“PM2.5の謎に迫る!”
第80回サイエンスカフェ@ふくおかを開催いたしました。
第80回のサイエンスカフェのテーマは
「PM2.5の謎に迫る!」
~気候変動と大気汚染の深い関係~
最近よく聞くようになったPM2.5
春先は花粉症との相乗問題から気にされている方も多いのではないでしょうか
そんな厄介者のPM2.5ですが、
地球温暖化に対して意外な効果があるのをご存じでしょうか。
そんな大気汚染と気候変動の複雑な関係についてお話しいただきました。
新型コロナウィルス感染拡大防止のため、
今回もBIZCOLIさんのZoomを用いての開催となりました。
今回の講師は
九州大学 応用力学研究所 気候変動科学分野
竹村 俊彦 教授 です!
福島生まれ。幼少期は埼玉、思春期は三重(高校は愛知へ通学)、大学は宮城、大学院は東京、そして縁もゆかりもなかった福岡に最も長く住むことに。アメリカも1年経験しました。

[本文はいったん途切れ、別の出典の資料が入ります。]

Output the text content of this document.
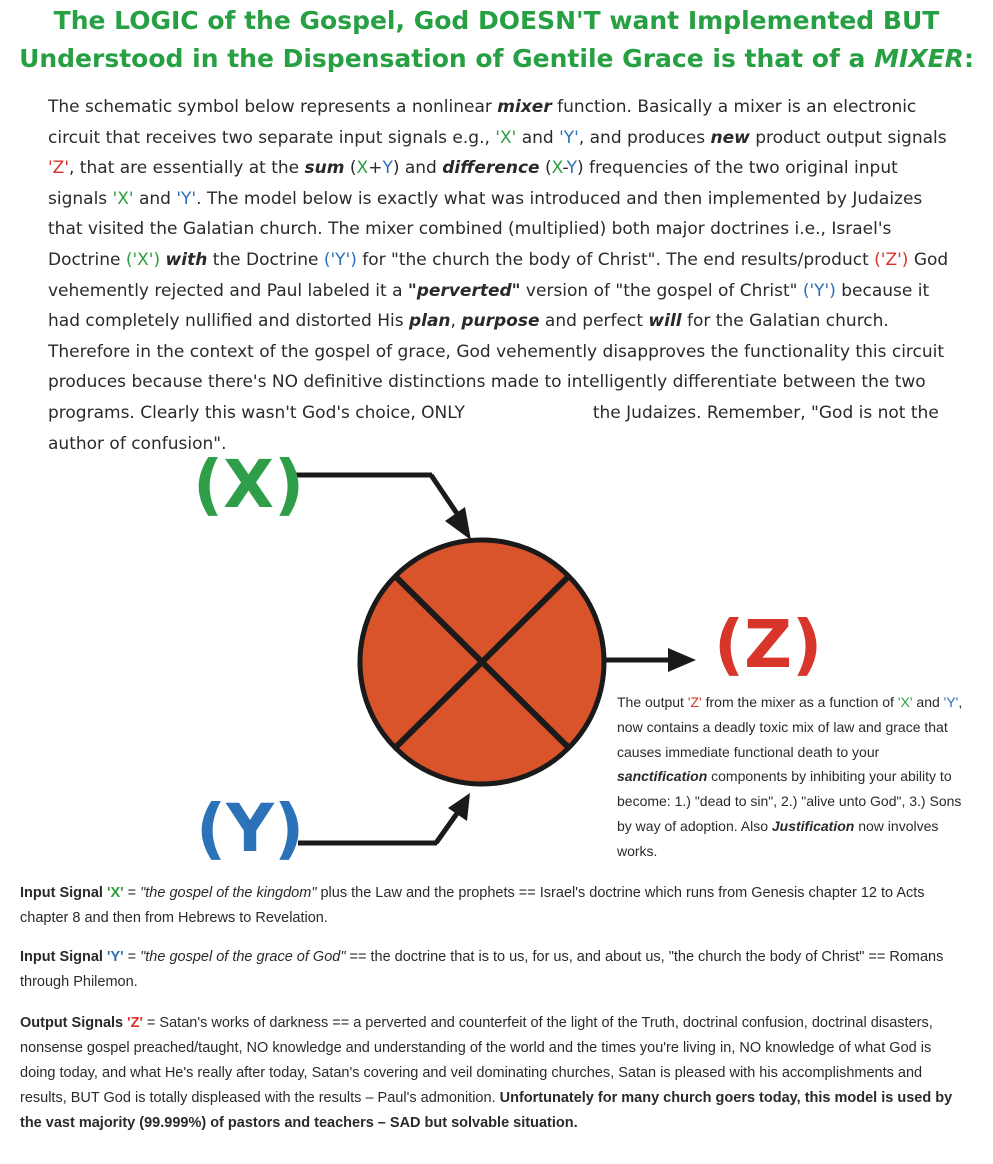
The LOGIC of the Gospel, God DOESN'T want Implemented BUT
Understood in the Dispensation of Gentile Grace is that of a MIXER:

The schematic symbol below represents a nonlinear mixer function. Basically a mixer is an electronic circuit that receives two separate input signals e.g., 'X' and 'Y', and produces new product output signals 'Z', that are essentially at the sum (X+Y) and difference (X-Y) frequencies of the two original input signals 'X' and 'Y'. The model below is exactly what was introduced and then implemented by Judaizes that visited the Galatian church. The mixer combined (multiplied) both major doctrines i.e., Israel's Doctrine ('X') with the Doctrine ('Y') for "the church the body of Christ". The end results/product ('Z') God vehemently rejected and Paul labeled it a "perverted" version of "the gospel of Christ" ('Y') because it had completely nullified and distorted His plan, purpose and perfect will for the Galatian church. Therefore in the context of the gospel of grace, God vehemently disapproves the functionality this circuit produces because there's NO definitive distinctions made to intelligently differentiate between the two programs. Clearly this wasn't God's choice, ONLY	the Judaizes. Remember, "God is not the author of confusion".

(X)
(Y)
(Z)

The output 'Z' from the mixer as a function of 'X' and 'Y', now contains a deadly toxic mix of law and grace that causes immediate functional death to your sanctification components by inhibiting your ability to become: 1.) "dead to sin", 2.) "alive unto God", 3.) Sons by way of adoption. Also Justification now involves works.

Input Signal 'X' = "the gospel of the kingdom" plus the Law and the prophets == Israel's doctrine which runs from Genesis chapter 12 to Acts chapter 8 and then from Hebrews to Revelation.

Input Signal 'Y' = "the gospel of the grace of God" == the doctrine that is to us, for us, and about us, "the church the body of Christ" == Romans through Philemon.

Output Signals 'Z' = Satan's works of darkness == a perverted and counterfeit of the light of the Truth, doctrinal confusion, doctrinal disasters, nonsense gospel preached/taught, NO knowledge and understanding of the world and the times you're living in, NO knowledge of what God is doing today, and what He's really after today, Satan's covering and veil dominating churches, Satan is pleased with his accomplishments and results, BUT God is totally displeased with the results – Paul's admonition. Unfortunately for many church goers today, this model is used by the vast majority (99.999%) of pastors and teachers – SAD but solvable situation.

Yahooニュース個人に一般向け記事を時々書いています。
参加者、スタッフの皆様
最上段の左から3番目が竹村 俊彦 先生です。
PM2.5って何?
現在問題となっている大気汚染物質は、光化学オキシダントとPM2.5の2つに分けられます。PM2.5はその名の通り、2.5μm以下の粒子のことを指しますが、実際は0.数μmの大きさの粒子が中心です。粒子が小さく、呼吸器だけでなく循環器系まで影響を及ぼすため危険視されています。
気候変動
太陽から地球に入ってくるエネルギーと地球から宇宙に出ていくエネルギーのバランス、この結果が気温の変動であり、現在は0.数%ずれているので温暖化が進んでいます。
日本の真夏日、猛暑日や熱帯夜、集中豪雨の発生回数は年々増加しており、パリ協定を守らない場合、これから顕著に増加すると予想されています。
PM2.5と気候変動の関係
一見関係がないように見えるPM2.5と気候変動ですが、実はPM2.5(エアロゾル)には、前述の太陽や地球からのエネルギーを散乱・吸収したり、雲(雲粒)が出来るための核としての役割を果たしたりしています。これらの効果を全て合わせると、全体として温室効果を下げる働きをしています。
未来に向けて
PM2.5には大気汚染という側面と、温室効果を下げる側面がありました。このため大気汚染だけ対策を進めると、却って温暖化が進行してしまうことになります。これからは大気汚染対策、温暖化対策を並行して進めることが重要になります。
またタイムリーなことに、8月9日に国連の気候変動に関する政府間パネル(IPCC)の報告書が公開されました。温暖化は待ったなしの状況であり、化石燃料を使用しないなど抜本的な対策が求められています。